Credit card debt often plays a significant role in divorce—both as a factor in the cause of the divorce and as an obstacle to dissolving the marriage, as responsibility for the debt must be agreed to by the divorcing spouses or determined by the court.
If the spouses live in a community property state (as opposed to a common law property/equitable distribution state) and the credit card was applied for and issued to only one of the spouses, the bank may only be able to seek payment from the spouse in whose name the card was issued and the credit was extended—but in resolving the divorce case, the court (judge) may order community property sold to pay the credit card debt, or may order the other spouse to pay the credit card debt. Community property states generally include Alaska, Arizona, California, Idaho, Louisiana, Nevada, New Mexico, Texas, Washington, and Wisconsin.

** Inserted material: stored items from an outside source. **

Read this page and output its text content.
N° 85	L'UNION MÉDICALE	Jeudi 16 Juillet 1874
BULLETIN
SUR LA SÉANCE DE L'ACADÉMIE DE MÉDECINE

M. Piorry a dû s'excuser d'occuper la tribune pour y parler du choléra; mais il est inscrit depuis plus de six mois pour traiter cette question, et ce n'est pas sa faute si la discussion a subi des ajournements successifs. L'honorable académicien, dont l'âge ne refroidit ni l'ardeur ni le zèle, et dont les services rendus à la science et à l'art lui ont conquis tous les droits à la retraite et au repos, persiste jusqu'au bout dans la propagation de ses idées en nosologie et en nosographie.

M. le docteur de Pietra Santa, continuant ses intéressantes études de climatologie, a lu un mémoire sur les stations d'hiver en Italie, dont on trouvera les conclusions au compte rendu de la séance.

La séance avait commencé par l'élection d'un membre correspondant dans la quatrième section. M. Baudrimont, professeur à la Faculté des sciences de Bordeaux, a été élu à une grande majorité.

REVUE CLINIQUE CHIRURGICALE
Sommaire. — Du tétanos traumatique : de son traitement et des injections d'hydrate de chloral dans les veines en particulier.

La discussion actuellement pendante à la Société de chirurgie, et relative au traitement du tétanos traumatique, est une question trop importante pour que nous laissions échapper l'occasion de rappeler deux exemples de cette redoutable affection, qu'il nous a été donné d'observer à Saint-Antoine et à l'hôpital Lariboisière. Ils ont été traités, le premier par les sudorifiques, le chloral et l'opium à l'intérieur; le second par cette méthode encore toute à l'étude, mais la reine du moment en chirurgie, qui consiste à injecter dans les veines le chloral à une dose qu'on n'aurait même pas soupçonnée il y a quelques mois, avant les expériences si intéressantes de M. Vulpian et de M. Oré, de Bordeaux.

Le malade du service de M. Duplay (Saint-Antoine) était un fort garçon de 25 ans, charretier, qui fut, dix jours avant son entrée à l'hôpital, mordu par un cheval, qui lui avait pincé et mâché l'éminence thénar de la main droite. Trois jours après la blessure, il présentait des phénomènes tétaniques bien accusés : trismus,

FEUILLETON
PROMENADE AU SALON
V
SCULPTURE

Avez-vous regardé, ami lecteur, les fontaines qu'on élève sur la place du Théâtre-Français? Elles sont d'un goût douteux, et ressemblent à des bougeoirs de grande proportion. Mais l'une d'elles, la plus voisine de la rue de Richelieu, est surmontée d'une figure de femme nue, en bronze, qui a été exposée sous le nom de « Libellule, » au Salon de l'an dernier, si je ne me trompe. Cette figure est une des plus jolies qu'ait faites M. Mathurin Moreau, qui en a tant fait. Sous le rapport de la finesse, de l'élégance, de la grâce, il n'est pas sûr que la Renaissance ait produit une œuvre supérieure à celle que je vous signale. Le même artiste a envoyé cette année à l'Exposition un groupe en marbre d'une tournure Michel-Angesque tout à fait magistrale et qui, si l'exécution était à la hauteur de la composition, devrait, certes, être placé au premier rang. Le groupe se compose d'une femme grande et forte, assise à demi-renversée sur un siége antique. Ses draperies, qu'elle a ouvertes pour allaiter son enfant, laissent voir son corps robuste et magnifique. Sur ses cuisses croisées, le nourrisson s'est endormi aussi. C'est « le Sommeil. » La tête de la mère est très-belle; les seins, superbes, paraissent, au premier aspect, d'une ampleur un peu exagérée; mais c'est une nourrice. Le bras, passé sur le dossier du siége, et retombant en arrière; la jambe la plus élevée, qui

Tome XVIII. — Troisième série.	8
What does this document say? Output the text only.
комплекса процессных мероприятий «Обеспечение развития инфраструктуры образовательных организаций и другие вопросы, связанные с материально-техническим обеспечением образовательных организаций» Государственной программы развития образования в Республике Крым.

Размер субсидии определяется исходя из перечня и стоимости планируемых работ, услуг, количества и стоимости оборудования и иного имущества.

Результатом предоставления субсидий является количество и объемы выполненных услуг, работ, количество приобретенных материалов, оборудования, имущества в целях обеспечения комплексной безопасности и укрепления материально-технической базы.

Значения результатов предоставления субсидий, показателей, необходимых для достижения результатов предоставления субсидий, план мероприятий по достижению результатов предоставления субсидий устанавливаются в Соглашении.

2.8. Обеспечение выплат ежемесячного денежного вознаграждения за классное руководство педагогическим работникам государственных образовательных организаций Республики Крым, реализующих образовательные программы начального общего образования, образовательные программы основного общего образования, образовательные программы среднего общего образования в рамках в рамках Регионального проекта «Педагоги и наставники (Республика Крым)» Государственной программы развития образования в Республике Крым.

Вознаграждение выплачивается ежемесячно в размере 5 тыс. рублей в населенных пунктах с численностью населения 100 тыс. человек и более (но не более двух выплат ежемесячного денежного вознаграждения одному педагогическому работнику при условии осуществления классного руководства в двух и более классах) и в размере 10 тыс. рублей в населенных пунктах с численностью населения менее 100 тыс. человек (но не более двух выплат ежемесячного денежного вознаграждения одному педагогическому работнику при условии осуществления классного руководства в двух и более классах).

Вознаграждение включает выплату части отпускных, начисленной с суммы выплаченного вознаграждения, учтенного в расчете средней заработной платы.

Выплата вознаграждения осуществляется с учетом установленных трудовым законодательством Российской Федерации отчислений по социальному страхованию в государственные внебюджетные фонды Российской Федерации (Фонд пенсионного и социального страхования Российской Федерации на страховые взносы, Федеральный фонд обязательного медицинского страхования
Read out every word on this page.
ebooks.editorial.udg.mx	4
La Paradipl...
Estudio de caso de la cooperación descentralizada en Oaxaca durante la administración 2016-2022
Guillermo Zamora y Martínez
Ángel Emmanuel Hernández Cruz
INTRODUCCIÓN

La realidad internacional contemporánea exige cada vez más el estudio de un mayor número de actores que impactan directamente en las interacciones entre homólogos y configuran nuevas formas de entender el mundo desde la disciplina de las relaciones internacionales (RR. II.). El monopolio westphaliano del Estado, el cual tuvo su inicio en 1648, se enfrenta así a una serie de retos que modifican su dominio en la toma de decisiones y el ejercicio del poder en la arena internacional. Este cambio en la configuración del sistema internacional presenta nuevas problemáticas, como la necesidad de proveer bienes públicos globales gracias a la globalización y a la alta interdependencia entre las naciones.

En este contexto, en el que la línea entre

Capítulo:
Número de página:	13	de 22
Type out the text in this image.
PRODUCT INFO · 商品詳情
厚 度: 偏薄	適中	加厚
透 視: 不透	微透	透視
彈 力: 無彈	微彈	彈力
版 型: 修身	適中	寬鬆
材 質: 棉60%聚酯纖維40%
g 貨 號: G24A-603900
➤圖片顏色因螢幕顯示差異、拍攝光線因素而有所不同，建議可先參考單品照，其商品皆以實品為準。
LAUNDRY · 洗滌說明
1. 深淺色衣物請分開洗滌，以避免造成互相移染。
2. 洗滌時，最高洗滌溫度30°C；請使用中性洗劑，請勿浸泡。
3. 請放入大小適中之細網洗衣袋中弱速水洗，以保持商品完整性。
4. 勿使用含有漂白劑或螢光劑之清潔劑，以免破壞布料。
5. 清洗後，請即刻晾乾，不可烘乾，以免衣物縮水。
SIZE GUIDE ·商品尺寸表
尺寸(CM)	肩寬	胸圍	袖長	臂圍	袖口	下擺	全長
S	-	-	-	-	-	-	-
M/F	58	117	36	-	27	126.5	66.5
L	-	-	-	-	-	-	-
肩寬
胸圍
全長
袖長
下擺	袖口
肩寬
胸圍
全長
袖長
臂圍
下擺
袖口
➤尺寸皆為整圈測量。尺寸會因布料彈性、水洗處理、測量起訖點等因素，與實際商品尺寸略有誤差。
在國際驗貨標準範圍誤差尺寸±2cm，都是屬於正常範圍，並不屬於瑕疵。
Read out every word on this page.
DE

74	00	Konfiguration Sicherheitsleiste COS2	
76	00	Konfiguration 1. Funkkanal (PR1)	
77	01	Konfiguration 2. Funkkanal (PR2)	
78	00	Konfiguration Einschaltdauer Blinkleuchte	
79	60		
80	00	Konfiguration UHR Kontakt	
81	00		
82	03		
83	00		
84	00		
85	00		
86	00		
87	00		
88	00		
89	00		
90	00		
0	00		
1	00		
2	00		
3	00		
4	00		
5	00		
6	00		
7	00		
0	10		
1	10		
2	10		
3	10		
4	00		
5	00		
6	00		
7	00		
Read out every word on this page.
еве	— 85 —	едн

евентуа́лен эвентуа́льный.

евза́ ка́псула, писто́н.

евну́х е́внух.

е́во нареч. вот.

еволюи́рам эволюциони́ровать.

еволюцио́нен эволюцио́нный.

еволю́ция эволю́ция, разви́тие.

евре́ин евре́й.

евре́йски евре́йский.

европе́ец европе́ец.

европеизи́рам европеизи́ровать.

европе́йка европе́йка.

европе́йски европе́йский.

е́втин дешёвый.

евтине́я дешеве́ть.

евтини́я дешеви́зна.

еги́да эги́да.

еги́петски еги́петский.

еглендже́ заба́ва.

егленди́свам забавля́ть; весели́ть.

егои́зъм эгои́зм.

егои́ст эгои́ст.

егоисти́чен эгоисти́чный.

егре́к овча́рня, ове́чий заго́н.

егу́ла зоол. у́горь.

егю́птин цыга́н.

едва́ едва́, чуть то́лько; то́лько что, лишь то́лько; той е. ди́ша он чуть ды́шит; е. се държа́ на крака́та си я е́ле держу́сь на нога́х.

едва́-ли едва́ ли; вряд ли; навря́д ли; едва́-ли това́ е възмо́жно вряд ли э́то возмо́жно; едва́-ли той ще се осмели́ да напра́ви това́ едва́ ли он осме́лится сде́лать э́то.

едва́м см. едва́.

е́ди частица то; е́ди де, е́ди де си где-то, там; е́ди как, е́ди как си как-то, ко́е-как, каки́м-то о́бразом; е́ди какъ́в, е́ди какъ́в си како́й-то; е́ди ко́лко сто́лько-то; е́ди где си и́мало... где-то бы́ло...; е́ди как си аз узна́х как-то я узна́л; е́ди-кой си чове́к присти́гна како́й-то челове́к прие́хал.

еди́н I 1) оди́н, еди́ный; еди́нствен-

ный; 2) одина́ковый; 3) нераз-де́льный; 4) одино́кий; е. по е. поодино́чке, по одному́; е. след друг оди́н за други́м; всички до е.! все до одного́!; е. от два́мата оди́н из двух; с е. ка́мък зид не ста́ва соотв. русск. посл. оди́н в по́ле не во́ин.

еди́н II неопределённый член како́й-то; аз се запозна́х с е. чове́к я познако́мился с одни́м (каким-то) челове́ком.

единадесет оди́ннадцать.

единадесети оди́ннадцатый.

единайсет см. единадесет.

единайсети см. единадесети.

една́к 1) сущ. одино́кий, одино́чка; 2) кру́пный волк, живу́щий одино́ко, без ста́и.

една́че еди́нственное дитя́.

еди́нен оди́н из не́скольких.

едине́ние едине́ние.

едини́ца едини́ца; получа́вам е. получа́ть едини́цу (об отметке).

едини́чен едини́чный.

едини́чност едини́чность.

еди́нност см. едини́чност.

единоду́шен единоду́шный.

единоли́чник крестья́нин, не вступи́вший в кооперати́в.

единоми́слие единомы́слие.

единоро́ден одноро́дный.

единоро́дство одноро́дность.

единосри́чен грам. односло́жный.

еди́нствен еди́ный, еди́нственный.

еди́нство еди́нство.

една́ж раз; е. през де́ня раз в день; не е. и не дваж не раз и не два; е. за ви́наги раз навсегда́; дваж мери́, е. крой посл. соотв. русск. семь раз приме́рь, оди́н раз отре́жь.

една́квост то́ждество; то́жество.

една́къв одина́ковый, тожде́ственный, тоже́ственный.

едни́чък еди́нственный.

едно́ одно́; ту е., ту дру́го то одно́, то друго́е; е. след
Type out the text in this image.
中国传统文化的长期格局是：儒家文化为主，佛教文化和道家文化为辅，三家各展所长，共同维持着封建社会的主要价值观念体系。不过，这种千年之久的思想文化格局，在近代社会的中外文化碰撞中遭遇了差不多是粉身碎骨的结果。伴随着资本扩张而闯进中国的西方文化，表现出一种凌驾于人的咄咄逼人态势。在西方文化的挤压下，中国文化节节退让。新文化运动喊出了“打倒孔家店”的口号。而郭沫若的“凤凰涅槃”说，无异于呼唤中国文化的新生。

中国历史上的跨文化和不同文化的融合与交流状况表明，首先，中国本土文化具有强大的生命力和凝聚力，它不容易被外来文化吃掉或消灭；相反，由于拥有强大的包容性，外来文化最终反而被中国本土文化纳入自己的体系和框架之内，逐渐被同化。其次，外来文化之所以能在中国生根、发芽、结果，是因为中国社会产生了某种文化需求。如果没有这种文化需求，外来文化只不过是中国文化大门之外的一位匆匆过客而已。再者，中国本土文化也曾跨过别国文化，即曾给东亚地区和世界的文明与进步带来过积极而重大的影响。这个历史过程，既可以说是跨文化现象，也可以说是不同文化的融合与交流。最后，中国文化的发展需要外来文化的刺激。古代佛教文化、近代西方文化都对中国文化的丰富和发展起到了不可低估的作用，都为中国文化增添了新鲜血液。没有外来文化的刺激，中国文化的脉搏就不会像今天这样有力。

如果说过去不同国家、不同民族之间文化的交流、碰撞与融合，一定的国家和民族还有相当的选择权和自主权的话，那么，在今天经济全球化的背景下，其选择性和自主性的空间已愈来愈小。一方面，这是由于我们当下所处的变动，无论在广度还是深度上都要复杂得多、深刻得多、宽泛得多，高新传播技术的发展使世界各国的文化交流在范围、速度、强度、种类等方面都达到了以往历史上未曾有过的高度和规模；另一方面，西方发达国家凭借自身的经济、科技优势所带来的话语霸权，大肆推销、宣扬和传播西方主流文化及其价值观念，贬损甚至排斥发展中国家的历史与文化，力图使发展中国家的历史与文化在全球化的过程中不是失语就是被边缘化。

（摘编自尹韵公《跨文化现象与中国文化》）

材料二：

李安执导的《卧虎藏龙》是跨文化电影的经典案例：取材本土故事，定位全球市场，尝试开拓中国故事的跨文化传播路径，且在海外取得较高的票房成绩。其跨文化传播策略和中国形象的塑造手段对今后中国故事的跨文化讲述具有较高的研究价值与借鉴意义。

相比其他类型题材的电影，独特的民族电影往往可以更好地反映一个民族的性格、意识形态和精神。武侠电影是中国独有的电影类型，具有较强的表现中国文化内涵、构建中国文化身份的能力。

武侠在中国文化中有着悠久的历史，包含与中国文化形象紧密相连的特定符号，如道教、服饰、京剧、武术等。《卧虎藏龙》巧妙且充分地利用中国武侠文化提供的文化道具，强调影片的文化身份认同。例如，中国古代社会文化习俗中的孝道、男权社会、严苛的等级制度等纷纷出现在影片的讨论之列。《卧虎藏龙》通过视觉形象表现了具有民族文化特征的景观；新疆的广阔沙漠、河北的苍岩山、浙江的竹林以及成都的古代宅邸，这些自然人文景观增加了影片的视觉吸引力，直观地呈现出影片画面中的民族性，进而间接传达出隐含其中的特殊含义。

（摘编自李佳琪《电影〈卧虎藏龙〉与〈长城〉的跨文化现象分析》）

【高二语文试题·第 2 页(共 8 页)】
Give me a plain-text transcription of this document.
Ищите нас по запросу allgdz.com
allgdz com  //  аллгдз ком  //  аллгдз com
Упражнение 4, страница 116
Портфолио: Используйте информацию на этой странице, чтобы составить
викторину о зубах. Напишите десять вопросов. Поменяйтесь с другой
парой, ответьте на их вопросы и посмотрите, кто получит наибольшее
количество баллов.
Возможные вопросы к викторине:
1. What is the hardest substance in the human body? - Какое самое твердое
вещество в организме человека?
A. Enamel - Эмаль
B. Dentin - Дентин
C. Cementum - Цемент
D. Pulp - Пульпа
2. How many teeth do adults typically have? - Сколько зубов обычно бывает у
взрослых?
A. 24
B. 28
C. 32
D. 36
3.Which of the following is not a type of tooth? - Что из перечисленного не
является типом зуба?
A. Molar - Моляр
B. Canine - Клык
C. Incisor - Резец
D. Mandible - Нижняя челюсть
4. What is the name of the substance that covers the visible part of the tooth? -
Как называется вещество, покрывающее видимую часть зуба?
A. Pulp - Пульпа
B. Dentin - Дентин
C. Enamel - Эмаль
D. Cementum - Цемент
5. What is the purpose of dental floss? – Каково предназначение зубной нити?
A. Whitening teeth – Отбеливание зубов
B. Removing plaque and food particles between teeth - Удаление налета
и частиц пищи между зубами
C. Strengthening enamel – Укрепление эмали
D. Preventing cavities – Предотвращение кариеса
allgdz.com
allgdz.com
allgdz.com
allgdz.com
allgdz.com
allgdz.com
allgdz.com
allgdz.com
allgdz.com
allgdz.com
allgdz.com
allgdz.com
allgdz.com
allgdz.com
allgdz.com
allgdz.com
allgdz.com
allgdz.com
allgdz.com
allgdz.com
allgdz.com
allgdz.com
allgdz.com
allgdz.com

Minnesota is not a community property state; it is an equitable distribution state. This means that during a divorce, debts and assets are not automatically split 50/50. Instead, the court will divide marital debt, including credit card debt, in a manner that is fair and equitable, but not necessarily equal. The court will consider a variety of factors, such as the length of the marriage, the income and property of each spouse, any prior marriages, and any agreements the spouses may have made. If a credit card is in one spouse's name, the court may still consider the debt as marital debt if it was incurred for joint marital expenses or to support the household. The responsibility for credit card debt will be determined as part of the divorce settlement, and the court may order one spouse to pay off the debt, or it may be divided between both spouses. An attorney can provide specific guidance on how credit card debt is likely to be treated in a Minnesota divorce.